Retour

Orlando : 50 morts et 53 blessés dans la pire tuerie de l'histoire des États-Unis

Cinquante personnes ont été tuées lors d'une fusillade dans une discothèque gaie à Orlando, en Floride. Les autorités ont confirmé qu'il s'agit d'un « acte de terrorisme intérieur » et que cette fusillade est la plus meurtrière de l'histoire des États-Unis.

La police d'Orlando a précisé qu'au moins 53 personnes ont été hospitalisées, et de nombreuses victimes sont dans un état critique. Six chirurgiens ont été appelés en renfort.

Un policier a également été blessé au cours de l'échange de coups de feu avec l'assaillant.

Sur les 300 personnes présentes dans la discothèque au moment de la fusillade, les policiers disent en avoir sauvé une trentaine.

Sept victimes, âgées de 20 à 36 ans, ont été identifiées. Il s'agit de : 

  • Edward Sotomayor fils, 34 ans,
  • Stanley Almodovar III, 23 ans
  • Luis Omar Ocasio-Capo, 20  ans
  • Juan Ramon Guerrero, 22 ans
  • Eric Ivan Ortiz-Rivera, 36 ans
  • Peter O. Gonzalez-Cruz, 22 ans
  • Luis S. Vielma, 22 ans

L'identification de toutes les victimes pourrait prendre un certain temps, ont averti les autorités. 

Connu pour ses « sympathies » islamistes

Le FBI soutient qu'Omar Seddique. Mateen avait un « penchant » pour le terrorisme islamiste. Le tireur a fait un appel au 911 quelques minutes après le début de la fusillade pour déclarer son allégeance au groupe armé État islamique.

Le tireur était connu du FBI depuis 2013 pour ses « sympathies » islamistes. Il aurait fait l'objet d'une enquête et a été rencontré à deux reprises par le FBI pour des commentaires concernant le groupe armé État islamique.

La fusillade « n'a rien à voir avec la religion », a pour sa part affirmé Mir Seddique, le père d'Omar Mateen. Il a expliqué à la chaîne NBC que son fils était récemment devenu furieux en voyant deux hommes s'embrasser devant sa femme et son fils de 3 ans. « Nous n'étions au courant de rien. Nous sommes choqués comme tout le pays », a ajouté le père, après avoir présenté ses excuses au nom de sa famille.

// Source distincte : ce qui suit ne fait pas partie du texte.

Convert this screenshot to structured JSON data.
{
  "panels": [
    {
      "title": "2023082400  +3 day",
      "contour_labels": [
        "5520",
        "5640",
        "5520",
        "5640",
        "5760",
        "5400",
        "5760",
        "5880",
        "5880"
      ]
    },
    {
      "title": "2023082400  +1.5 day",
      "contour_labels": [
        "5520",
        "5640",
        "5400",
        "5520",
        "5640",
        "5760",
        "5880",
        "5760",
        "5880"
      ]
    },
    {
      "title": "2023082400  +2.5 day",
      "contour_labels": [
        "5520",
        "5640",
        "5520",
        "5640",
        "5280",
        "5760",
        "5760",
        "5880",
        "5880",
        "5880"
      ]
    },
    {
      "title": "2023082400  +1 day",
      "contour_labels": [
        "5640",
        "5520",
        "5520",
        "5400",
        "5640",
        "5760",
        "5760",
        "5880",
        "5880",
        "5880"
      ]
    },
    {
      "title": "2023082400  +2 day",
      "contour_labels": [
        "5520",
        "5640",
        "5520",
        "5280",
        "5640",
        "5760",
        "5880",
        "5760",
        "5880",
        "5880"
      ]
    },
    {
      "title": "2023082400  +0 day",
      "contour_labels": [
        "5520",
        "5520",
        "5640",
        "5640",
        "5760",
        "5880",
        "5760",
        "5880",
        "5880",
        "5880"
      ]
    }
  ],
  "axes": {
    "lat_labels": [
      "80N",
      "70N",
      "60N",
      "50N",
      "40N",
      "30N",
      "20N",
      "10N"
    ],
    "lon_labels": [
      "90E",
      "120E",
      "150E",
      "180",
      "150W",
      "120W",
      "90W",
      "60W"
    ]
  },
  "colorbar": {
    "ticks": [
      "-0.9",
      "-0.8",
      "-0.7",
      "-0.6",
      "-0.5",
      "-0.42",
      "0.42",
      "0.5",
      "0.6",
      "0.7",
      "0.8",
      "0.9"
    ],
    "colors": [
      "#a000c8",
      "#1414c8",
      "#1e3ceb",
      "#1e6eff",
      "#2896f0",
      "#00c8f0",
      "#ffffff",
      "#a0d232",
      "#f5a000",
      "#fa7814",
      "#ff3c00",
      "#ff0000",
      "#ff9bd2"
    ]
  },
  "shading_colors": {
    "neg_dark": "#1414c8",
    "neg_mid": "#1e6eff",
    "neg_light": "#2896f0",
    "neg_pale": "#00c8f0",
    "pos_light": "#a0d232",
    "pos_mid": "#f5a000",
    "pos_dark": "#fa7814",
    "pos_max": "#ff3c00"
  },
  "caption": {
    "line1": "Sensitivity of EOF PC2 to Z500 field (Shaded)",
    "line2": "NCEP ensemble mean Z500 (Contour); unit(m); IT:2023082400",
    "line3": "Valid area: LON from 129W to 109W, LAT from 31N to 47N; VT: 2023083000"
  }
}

Né en 1986 à New York, Omar S. Mateen travaillait comme agent pour une entreprise de services de sécurité. Dans une entrevue au Washington Post,  son ex-épouse affirme qu'il est un homme instable et violent, qui la battait régulièrement.

Les autorités ont permis à un imam local d'intervenir pendant la conférence de presse, histoire de prévenir toutes représailles contre la communauté musulmane. L'imam a appelé au calme et a demandé à la population et aux médias de ne pas tirer de conclusions hâtives sur le mobile du tireur.

Le maire de la ville a demandé au gouverneur de l'État de Floride d'instaurer l'état d'urgence, mais les autorités sont convaincues qu'il n'y a pas d'autre menace pour la population.

Une fusillade et une prise d'otages

Vers 2 h, heure locale, la discothèque Pulse Orlando a publié un message sur sa page Facebook : « Sortez tous et courez! »

Selon le FBI, un homme a ouvert le feu dans la discothèque. Un policier qui travaillait comme agent de sécurité à l'établissement a alors échangé des tirs avec Omar Mateen.

Vers 5 h, heure locale, le groupe d'intervention tactique (SWAT) a finalement décidé de donner l'assaut puisque le tireur tenait un nombre indéterminé d'otages. La police a également mentionné avoir procédé à une « explosion contrôlée » devant le club afin de pouvoir secourir les personnes à l'intérieur.

Le tireur a été tué vers 6 h. 

Omar Mateen portait une arme de poing, un fusil d'assaut ainsi qu'un « engin suspect », ont précisé les autorités. Le FBI et les autorités locales ont affirmé que le tueur « était organisé et bien préparé ».

Les policiers disent qu'aucun engin explosif n'a été trouvé sur les lieux de la fusillade. Les autorités prévoient fouiller la maison d'Omar Mateen et vérifier son activité sur les réseaux sociaux.

Le tireur détenait un permis d'armes depuis 2011 et s'était procuré des armes au cours de la semaine dernière, selon le FBI.

De longues minutes de terreur

Un homme a raconté avoir entendu des dizaines de coups de feu pendant plus d'une minute. « Il y a eu une courte pause dans les tirs et certains d'entre nous ont pu se lever et sortir en courant par-derrière », a raconté Ricardo Negron. 

Le groupe Equality Florida a pour sa part déclaré que « les clubs gais ont une signification très importante pour la communauté LGBT. Ils étaient souvent les seuls endroits pour se rassembler de façon sécuritaire ».